White Earth (dir. J. Christian Jensen)
Full Frame 2014
White Earth, North Dakota, was once a quiet town. Then everything changed with the oil boom. Thousands of new residents flooded into the area, many of them with no option but to live with their families in RVs and temporary housing units. Rather than focus on the men working the fields, director J. Christian Jensen trains his lens on those who wait patiently at home for loved ones to return. A mother and three children describe the circumstances of their day-to-day lives—with sensitivity, and occasionally humor, each expresses their perceptions of the oil fields, the many sacrifices the work entails, and their hopes for a prosperous future. These quiet reflections reverberate with mesmerizing imagery of the frozen landscape and the immense rigs lining its horizon.
Winter’s Watch (dir. Brian Bolster)
Full Frame 2017
Quiet, chilly corridors may be unappealing for some, but for the longtime winter caretaker of the Oceanic Hotel off the choppy coast of New England, these are welcoming channels of solitude during the long cold months. With careful framing and gorgeous lighting of the rooms, hallways, and coast, this elegant short documents how one inhabits an abandoned place. For the caretaker, this is a welcome period for introspection and productivity.
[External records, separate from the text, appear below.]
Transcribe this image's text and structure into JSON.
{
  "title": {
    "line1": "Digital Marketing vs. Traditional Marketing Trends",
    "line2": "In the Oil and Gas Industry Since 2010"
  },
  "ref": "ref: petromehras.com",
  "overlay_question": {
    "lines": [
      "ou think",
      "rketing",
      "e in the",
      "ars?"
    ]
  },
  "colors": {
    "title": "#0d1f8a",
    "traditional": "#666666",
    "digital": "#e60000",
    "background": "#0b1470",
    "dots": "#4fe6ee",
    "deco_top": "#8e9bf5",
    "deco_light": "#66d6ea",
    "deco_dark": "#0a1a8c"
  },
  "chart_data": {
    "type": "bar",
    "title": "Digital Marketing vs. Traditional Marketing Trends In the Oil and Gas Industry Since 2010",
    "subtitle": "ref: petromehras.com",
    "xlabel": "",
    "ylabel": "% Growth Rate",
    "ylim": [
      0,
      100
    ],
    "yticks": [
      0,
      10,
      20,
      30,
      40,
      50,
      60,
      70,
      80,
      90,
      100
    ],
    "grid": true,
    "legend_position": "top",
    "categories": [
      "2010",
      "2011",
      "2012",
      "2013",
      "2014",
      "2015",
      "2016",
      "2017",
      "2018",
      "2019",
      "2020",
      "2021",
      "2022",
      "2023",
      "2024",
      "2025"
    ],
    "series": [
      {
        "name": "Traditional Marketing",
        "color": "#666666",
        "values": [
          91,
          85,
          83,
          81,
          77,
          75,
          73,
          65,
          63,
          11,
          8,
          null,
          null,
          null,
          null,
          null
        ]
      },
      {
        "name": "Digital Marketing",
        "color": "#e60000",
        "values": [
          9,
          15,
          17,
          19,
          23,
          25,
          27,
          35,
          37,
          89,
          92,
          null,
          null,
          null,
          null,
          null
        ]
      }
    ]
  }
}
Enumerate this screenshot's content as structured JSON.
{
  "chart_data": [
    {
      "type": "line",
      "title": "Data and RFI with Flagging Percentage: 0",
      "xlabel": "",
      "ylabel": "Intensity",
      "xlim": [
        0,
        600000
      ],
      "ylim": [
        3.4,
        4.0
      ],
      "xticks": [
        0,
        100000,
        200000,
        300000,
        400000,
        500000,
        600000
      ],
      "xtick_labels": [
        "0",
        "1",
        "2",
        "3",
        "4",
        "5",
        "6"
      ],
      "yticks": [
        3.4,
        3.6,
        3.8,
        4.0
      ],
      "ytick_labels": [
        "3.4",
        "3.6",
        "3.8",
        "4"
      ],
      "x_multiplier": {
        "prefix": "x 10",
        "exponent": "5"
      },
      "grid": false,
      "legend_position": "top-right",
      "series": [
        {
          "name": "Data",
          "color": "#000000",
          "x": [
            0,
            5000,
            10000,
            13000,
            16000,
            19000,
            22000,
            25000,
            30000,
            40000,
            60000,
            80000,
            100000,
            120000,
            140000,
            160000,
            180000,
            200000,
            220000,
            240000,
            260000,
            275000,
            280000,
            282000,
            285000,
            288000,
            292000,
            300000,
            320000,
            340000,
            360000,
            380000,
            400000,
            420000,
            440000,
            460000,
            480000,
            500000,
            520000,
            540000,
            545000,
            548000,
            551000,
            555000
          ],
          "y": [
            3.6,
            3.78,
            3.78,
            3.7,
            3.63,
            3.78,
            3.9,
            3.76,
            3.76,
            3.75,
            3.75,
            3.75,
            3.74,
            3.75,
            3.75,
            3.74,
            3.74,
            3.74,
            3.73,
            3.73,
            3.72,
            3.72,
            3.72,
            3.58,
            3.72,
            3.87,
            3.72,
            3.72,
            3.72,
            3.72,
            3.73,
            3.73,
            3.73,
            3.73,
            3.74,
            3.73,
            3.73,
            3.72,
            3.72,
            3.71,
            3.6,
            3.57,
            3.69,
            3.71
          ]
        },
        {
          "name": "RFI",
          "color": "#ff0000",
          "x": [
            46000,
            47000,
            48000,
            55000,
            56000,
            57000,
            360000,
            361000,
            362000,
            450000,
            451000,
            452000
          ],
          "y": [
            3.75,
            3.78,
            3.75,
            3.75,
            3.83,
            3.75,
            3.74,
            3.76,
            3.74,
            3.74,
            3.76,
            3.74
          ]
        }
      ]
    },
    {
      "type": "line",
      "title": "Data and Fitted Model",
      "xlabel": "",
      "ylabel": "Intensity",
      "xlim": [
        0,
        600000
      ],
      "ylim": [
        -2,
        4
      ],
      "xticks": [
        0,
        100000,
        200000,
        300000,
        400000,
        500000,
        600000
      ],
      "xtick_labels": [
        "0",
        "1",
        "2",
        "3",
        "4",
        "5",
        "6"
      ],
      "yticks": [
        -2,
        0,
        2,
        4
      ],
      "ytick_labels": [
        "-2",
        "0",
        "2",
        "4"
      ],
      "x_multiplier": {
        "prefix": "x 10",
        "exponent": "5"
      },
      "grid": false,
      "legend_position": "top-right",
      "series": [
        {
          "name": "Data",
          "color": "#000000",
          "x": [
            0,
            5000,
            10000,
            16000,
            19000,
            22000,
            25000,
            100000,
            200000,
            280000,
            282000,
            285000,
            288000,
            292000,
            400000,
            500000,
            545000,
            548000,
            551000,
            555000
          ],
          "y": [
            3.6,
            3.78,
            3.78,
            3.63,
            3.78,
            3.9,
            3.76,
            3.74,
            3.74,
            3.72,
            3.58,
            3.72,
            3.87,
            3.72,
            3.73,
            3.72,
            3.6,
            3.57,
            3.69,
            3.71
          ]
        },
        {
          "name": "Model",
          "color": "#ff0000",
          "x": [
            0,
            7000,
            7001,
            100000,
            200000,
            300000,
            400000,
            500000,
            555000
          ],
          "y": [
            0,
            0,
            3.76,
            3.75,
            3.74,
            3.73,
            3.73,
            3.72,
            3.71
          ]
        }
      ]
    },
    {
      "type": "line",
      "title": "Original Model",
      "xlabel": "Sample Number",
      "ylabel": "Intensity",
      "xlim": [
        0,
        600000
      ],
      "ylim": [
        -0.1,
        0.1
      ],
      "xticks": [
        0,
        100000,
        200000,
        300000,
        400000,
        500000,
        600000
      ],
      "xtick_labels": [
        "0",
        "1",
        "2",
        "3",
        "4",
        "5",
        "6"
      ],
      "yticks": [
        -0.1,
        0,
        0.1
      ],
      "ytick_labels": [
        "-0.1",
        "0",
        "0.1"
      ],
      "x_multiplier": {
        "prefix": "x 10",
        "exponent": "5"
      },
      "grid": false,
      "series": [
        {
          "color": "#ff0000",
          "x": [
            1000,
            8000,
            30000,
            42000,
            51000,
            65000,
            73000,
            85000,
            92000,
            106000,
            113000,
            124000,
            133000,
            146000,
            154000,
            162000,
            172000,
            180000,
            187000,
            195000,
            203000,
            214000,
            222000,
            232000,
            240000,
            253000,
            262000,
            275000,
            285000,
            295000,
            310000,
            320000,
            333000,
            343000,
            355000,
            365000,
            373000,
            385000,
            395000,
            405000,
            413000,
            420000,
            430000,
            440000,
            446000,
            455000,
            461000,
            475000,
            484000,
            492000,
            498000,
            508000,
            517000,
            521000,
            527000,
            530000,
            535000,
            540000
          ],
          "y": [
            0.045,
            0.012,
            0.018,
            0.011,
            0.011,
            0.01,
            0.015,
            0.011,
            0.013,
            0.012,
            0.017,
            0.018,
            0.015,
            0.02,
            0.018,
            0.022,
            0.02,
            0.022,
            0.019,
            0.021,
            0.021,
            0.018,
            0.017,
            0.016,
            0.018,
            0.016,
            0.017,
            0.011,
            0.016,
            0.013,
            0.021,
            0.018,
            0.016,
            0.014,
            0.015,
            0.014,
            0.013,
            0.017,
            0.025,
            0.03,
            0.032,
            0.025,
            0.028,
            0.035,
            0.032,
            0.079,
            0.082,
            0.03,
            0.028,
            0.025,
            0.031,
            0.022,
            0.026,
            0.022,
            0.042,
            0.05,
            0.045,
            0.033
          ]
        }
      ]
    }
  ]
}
Winter Light (dir. Skule Eriksen)
Full Frame 2012
In the archipelago of Lofoten, off the Arctic coast of Norway, sunlight wanes in autumn and ultimately dips below the winter horizon. Filmmaker Skule Eriksen’s spectacular images show us the beauty and isolation of that landscape. Despite the frozen atmosphere, feelings of warmth result from the perpetual magic hour, and a poetic calm seems to pervade the everyday activities of the people who inhabit this world. A true example of “less is more,” this stunning short film will draw you into a corner of the world very few have the chance to experience.